The math behind a profit boost is simple, but people mix it up all the time. The boost only touches the profit, not the full return. Say you put $100 on a wager at +200 odds – normally that’s $200 in profit. With a 50% profit boost, the profit jumps to $300 (your original $200 profit plus another $100, which is 50% of $200). Your total return would then be $400 – the $100 stake plus $300 in boosted profit. Profit boosts almost always come with a cap on the extra profit, so even if the calculated boost runs higher, the bonus payout is limited to the cap spelled out in the terms.
Example
A sportsbook hands out a 100% profit boost token with a maximum additional profit of $250. You apply the token to a $50 wager on an NBA moneyline at +300 odds. If the bet wins, the normal profit would be $150 (the $50 stake times the +300 payout factor). With the 100% profit boost, the boosted profit is $150 plus another $150 (100% of $150), for $300 in profit. Since that extra $150 sits below the $250 cap, the full boost goes through. The total payout is $350 ($50 stake plus $300 profit). Had you instead bet a longer-odds pick where the boost would have added $400, the extra profit would be capped at $250.
Key Points
- Profit boost is not the same as an odds boost: An odds boost changes the displayed odds on a pick. A profit boost leaves the base odds alone and instead tacks a percentage onto your profit after the bet settles. The difference matters when you’re working out expected returns.

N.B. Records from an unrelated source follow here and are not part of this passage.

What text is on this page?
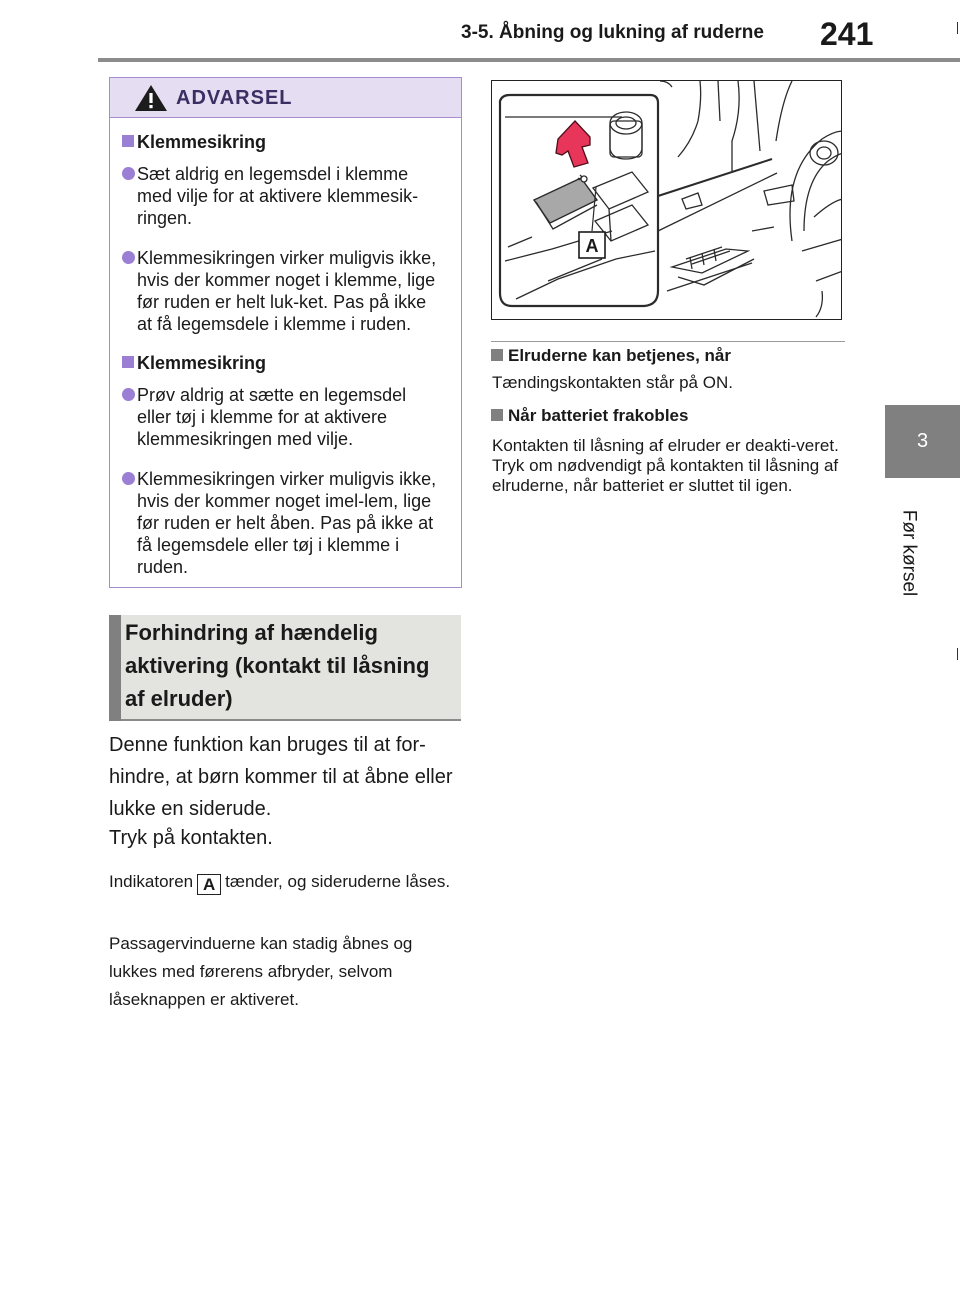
3-5. Åbning og lukning af ruderne 241
3
Før kørsel
ADVARSEL
Klemmesikring
Sæt aldrig en legemsdel i klemme med vilje for at aktivere klemmesik-ringen.
Klemmesikringen virker muligvis ikke, hvis der kommer noget i klemme, lige før ruden er helt luk-ket. Pas på ikke at få legemsdele i klemme i ruden.
Klemmesikring
Prøv aldrig at sætte en legemsdel eller tøj i klemme for at aktivere klemmesikringen med vilje.
Klemmesikringen virker muligvis ikke, hvis der kommer noget imel-lem, lige før ruden er helt åben. Pas på ikke at få legemsdele eller tøj i klemme i ruden.
Forhindring af hændelig aktivering (kontakt til låsning af elruder)
Denne funktion kan bruges til at for-hindre, at børn kommer til at åbne eller lukke en siderude.
Tryk på kontakten.
Indikatoren A tænder, og sideruderne låses.
Passagervinduerne kan stadig åbnes og lukkes med førerens afbryder, selvom låseknappen er aktiveret.
A
Elruderne kan betjenes, når
Tændingskontakten står på ON.
Når batteriet frakobles
Kontakten til låsning af elruder er deakti-veret. Tryk om nødvendigt på kontakten til låsning af elruderne, når batteriet er sluttet til igen.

- Maximum additional profit caps are standard: Almost every profit boost has a cap on how much extra profit it can create. Before you apply the token, check the cap and pick a bet where the expected extra profit stays within the limit so you squeeze the full value out of it.
- Optimal strategy favors plus-money odds: Since the boost works on profit, using it on a wager with bigger potential profit (plus-money or longer odds) earns you a larger absolute bonus than slapping it on a heavy favorite where the profit is small next to the stake.

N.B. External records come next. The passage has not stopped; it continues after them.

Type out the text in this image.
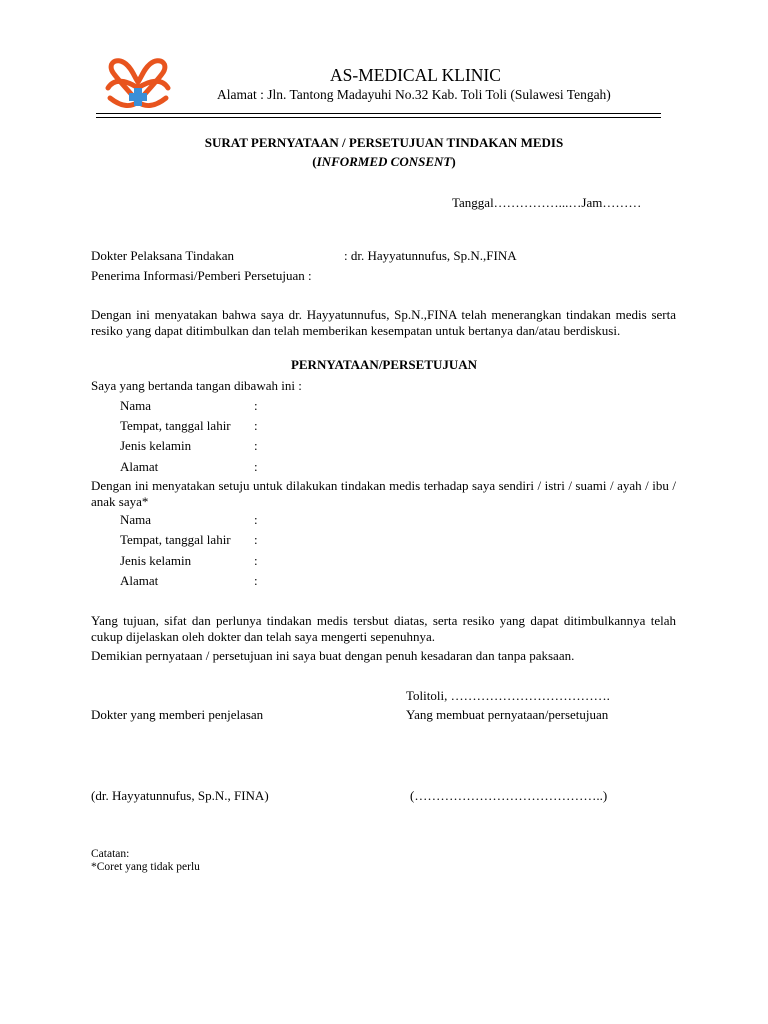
AS-MEDICAL KLINIC
Alamat : Jln. Tantong Madayuhi No.32 Kab. Toli Toli (Sulawesi Tengah)
SURAT PERNYATAAN / PERSETUJUAN TINDAKAN MEDIS
(INFORMED CONSENT)
Tanggal……………...…Jam………
Dokter Pelaksana Tindakan	: dr. Hayyatunnufus, Sp.N.,FINA
Penerima Informasi/Pemberi Persetujuan :
Dengan ini menyatakan bahwa saya dr. Hayyatunnufus, Sp.N.,FINA telah menerangkan tindakan medis serta resiko yang dapat ditimbulkan dan telah memberikan kesempatan untuk bertanya dan/atau berdiskusi.
PERNYATAAN/PERSETUJUAN
Saya yang bertanda tangan dibawah ini :
Nama	:
Tempat, tanggal lahir :
Jenis kelamin	:
Alamat	:
Dengan ini menyatakan setuju untuk dilakukan tindakan medis terhadap saya sendiri / istri / suami / ayah / ibu / anak saya*
Nama	:
Tempat, tanggal lahir :
Jenis kelamin	:
Alamat	:
Yang tujuan, sifat dan perlunya tindakan medis tersbut diatas, serta resiko yang dapat ditimbulkannya telah cukup dijelaskan oleh dokter dan telah saya mengerti sepenuhnya.
Demikian pernyataan / persetujuan ini saya buat dengan penuh kesadaran dan tanpa paksaan.
Tolitoli, ……………………………….
Dokter yang memberi penjelasan	Yang membuat pernyataan/persetujuan
(dr. Hayyatunnufus, Sp.N., FINA)	(……………………………………..)
Catatan:
*Coret yang tidak perlu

- Tokens usually expire: Profit boost tokens are time-limited and have to be used before a set expiration date. Unused tokens are forfeited, so plan ahead and apply yours to a qualifying wager while it’s still valid.
- Read the eligible market restrictions: Some profit boosts work on any market, while others are limited to specific sports, bet types, or minimum odds. Apply the token to an ineligible bet and you may void the boost without warning.